I'm not sure I can follow you there. As far as I recall, you can program bin files at any address, J-Link Commander will erase the sectors automatically and select the correct flash algorithm. So it has to know the flash sector map and it has to have proper flash algorithms (if that is what you mean with "loaders"). That's why you have to select the device. Actually, you can do quite a few things that J-Flash can't like setting breakpoints and the like, but I never did this.
Admittedly, the command line interface is something to get used to, but you can put all the commands in a script and execute that from a batchfile or whatever.
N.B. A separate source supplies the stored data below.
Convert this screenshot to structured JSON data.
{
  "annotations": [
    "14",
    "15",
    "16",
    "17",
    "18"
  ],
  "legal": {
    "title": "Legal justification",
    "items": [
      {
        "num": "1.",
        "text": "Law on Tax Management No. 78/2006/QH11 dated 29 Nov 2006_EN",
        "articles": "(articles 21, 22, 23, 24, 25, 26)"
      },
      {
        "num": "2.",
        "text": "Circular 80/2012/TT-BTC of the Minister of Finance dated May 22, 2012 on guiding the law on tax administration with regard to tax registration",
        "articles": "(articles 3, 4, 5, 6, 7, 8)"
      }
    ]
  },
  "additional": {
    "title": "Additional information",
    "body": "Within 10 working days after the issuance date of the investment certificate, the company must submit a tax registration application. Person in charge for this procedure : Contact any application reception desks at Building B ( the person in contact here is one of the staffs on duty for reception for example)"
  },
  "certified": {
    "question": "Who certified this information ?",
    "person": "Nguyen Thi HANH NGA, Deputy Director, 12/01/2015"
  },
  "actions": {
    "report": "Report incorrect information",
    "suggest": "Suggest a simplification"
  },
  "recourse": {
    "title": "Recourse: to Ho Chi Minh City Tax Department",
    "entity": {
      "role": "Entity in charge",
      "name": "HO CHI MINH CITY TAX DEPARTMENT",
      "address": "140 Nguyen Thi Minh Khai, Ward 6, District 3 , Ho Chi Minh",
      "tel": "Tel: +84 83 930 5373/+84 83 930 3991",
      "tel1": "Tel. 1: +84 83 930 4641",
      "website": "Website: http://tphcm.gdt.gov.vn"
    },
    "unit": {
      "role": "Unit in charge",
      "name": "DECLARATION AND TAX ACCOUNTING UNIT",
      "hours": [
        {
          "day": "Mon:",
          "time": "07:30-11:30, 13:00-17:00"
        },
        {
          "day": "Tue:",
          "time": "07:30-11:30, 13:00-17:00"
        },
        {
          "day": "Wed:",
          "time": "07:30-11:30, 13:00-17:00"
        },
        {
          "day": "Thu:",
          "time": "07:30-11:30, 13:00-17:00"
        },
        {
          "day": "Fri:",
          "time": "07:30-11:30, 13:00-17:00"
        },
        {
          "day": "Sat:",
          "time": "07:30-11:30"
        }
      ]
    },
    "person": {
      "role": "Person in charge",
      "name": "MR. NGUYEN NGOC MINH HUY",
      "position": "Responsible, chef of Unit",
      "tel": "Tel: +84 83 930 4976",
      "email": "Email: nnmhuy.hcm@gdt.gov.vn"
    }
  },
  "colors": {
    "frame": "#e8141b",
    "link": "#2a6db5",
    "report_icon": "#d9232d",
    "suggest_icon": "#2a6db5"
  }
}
A 2nd problem with programming through J-Link Commander is that it only accepts binary (bin) files. However, even without a license, you can use J-Flash to create a bin from hex/mot to bin.
And of course there are lots of other tools for hex/mot/bin conversion.
Anyway, there is also a little tool called "J-FLash Lite" in the default software package that let's you reprogram through a minimalist GUI without a J-Flash license if that's what you want.
Unfortunately, whoever did this was too lazy to allow sizing of the initial device selection dialog, so you can't read the text if you're using a non-standard text size (DPI scaling > 100).
That's something you could excuse for a ten year old in his/her 1st program. Even as free tool in a commercial package, it's somewhat embarrassing. Still, it works. Any hey, you can even load mot/hex directly.
Letting aside the GUI scaling issues, the only things J-Flash Lite can't do is to dump or to unlock the device if this is needed. Then you need to go back to J-Link Commander.